Russian scientists said that a probe to a pristine lake deep under the ice of Antarctica could bring revelations on the planet’s evolution and possibly even new life forms.

A Russian team drilled down to the surface of Lake Vostok, which is believed to have been covered by ice for millions of years, in a breakthrough officially announced by the Institute of the Arctic and Antarctic.

Scientists said that water samples to be taken from the lake later this year could reveal new forms of life, despite the extreme conditions.

“We expect to find life there like nothing on earth”, Sergei Bulat, a molecular biologist at the Petersburg Nuclear Physics Institute, said.

“If there is life there, it will be a form of life that is unknown to science. In that case we are talking about a fundamental discovery, a new page in our scientific understanding of life.”

“We have discovered a new subject for science, no one has ever seen anything like this,” added Vladimir Syvorotkin, a geology and mineralogy specialist at Moscow State University.

“Biologists will probably find some unknown bacteria that has adapted to such conditions,” he said.

The lake’s sediment will also reveal changes to the earth and its climate over the last 20 million years, said German Leichenkov of the Institute of Geology and Mineral Resources of the Ocean in St Petersburg. “For geologists, it is important to drill down and bring back the bottom sediments. They contain information about changes to the natural environment, the climate in the last 15 to 20 million years,” he said.

“We have very little information on this in the Antarctic and this could be a unique source of information.”

Working in extreme conditions in eastern Antarctica, where the average temperature is around -50˚the expedition drove a probe through the ice over many months, using kerosene as antifreeze.

“This is our technical victory. Drilling in such complex climatic conditions is difficult, plus the factors of high altitude and the strong ice,” said Mr Leichenkov.

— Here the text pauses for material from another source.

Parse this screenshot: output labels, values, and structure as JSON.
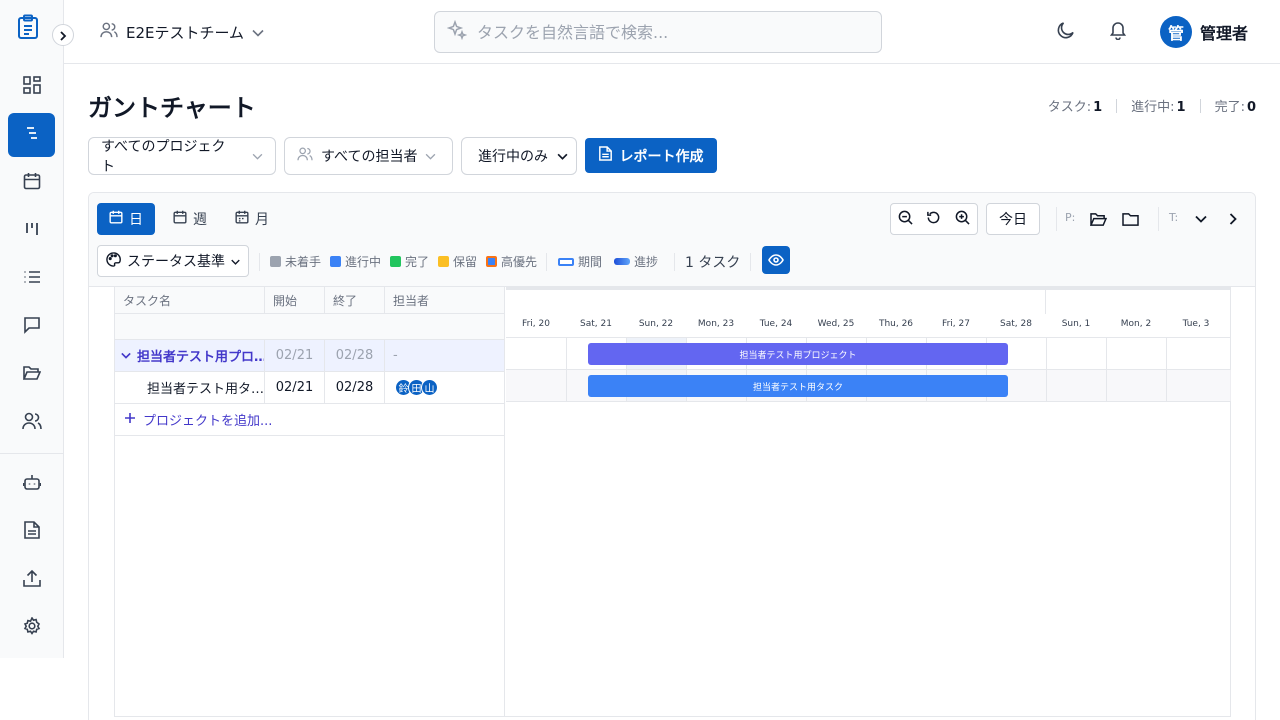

“It’s an important technical and pyschological victory. It’s important to congratulate them with this, especially as there are no other victories. These people are heroes,” said Syvorotkin of Moscow State University.

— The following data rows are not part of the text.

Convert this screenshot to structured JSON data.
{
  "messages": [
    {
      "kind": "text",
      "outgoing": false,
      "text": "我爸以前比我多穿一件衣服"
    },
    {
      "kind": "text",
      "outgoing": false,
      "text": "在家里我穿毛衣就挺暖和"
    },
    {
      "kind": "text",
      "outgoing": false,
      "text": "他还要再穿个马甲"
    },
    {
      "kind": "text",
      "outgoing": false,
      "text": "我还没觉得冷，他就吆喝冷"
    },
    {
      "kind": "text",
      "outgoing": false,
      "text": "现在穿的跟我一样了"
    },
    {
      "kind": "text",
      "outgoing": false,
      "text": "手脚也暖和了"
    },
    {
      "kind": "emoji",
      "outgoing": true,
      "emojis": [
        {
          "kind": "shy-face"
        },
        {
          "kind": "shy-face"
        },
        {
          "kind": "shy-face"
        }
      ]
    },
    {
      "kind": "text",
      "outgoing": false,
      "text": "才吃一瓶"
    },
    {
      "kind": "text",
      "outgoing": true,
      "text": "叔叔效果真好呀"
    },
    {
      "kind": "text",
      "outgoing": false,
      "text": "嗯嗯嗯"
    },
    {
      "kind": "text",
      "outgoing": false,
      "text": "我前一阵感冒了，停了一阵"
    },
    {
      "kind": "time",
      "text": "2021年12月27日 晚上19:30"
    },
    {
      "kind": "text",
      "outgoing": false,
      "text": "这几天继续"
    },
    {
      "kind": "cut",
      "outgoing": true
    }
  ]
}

Expedition leader Valery Lukin proudly compared the success of the long-running project to the first flight to space.

In a sign of the importance the Russian government attaches to the discovery, the minister of natural resources and ecology, Yury Trutnev, visited the site earlier this month.

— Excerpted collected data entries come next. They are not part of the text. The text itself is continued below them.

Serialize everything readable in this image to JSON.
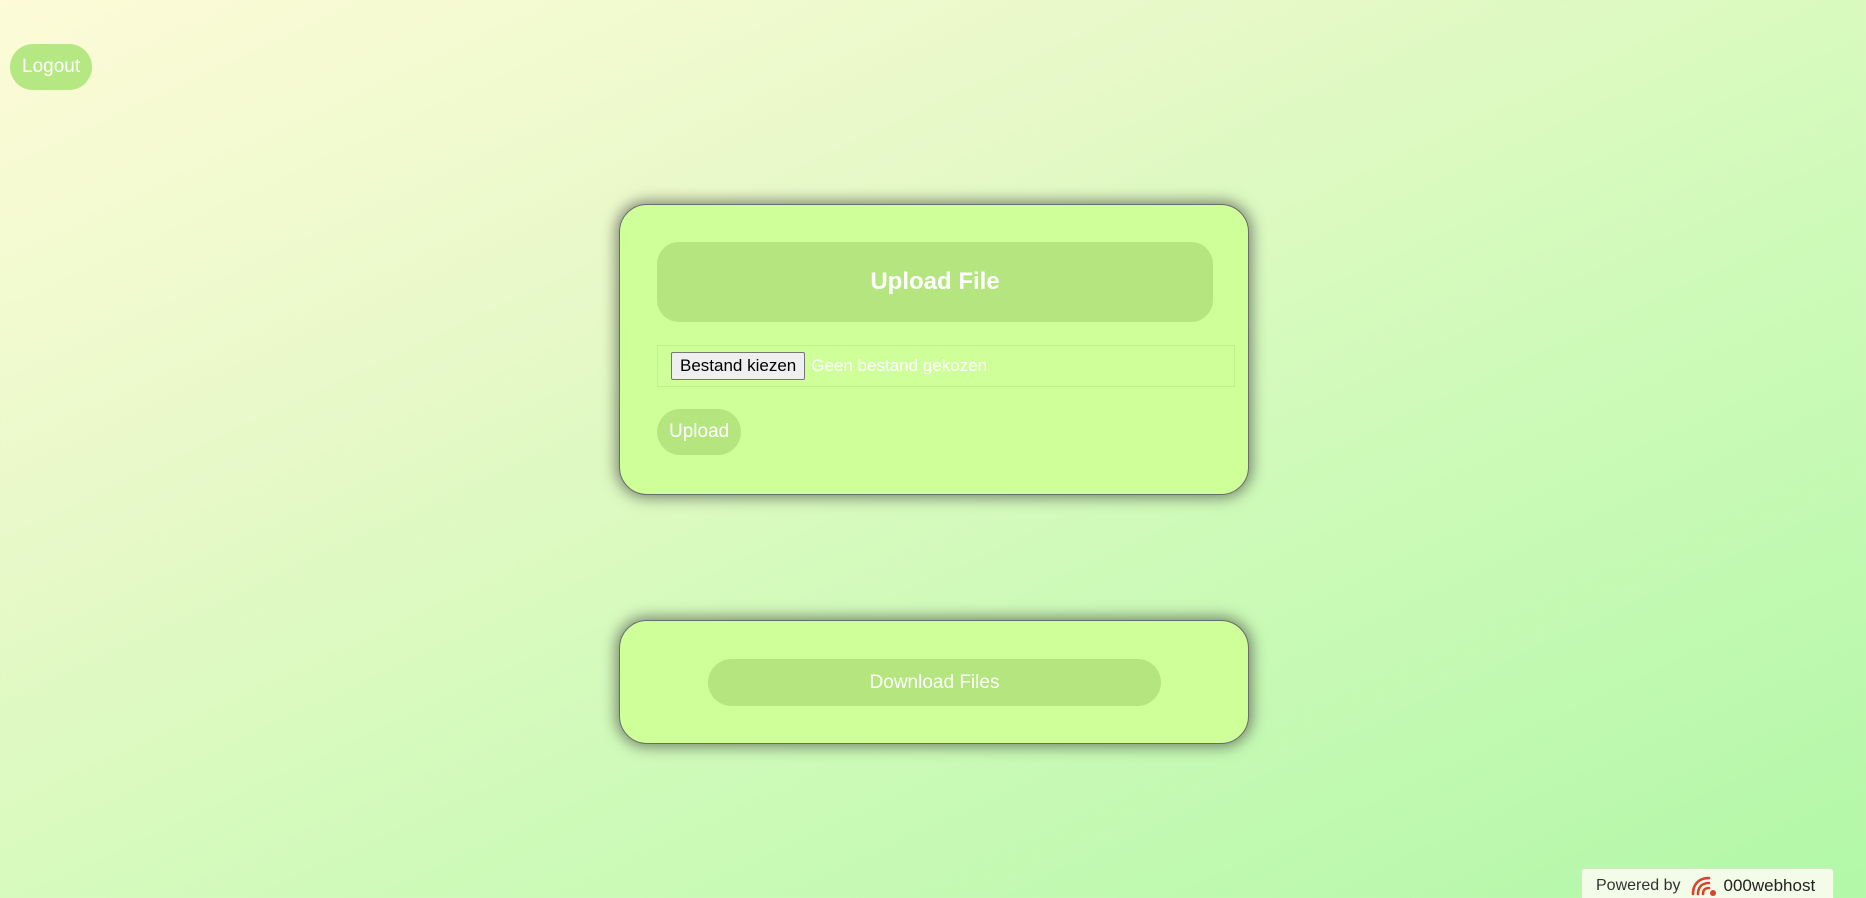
{
  "header": {
    "logout_label": "Logout"
  },
  "upload_card": {
    "title": "Upload File",
    "choose_file_label": "Bestand kiezen",
    "file_status": "Geen bestand gekozen",
    "upload_label": "Upload"
  },
  "download_card": {
    "download_label": "Download Files"
  },
  "footer": {
    "powered_by": "Powered by",
    "brand": "000webhost",
    "brand_icon": "000webhost-logo-icon"
  },
  "colors": {
    "card_bg": "#ceff98",
    "button_bg": "#b4e57f",
    "brand_icon_color": "#d9432b"
  }
}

The scientists behind the expedition have said the probe would not contaminate the waters due to the technical knowhow that used water pressure to push the less dense drilling fluid out of the top of the borehole.

Nevertheless, a Greenpeace expert warned of a risk of pollution from drilling, citing international scientists.

“Many scientists say that they have doubts and that drilling fluid could get into this unique lake with unknown flora and fauna. This is a risk,” said Vladimir Chuprov, head of Greenpeace Russia’s energy team.

Martin Siegert, head of the school of geosciences at the University of Edinburgh, said last week that the method of drilling using antifreeze suggested potential for contamination.

“It’s very difficult for them to convince (others) that their experiment is going to be clean, when you have essentially 3.5 kilometres of kerosene to cross before you get to the lake surface.”

The complex task of reaching the bottom of the lake will also require a safe drilling method, said geologist Mr Leichenkov.

“This problem is already being solved, we have very good specialists working on it.”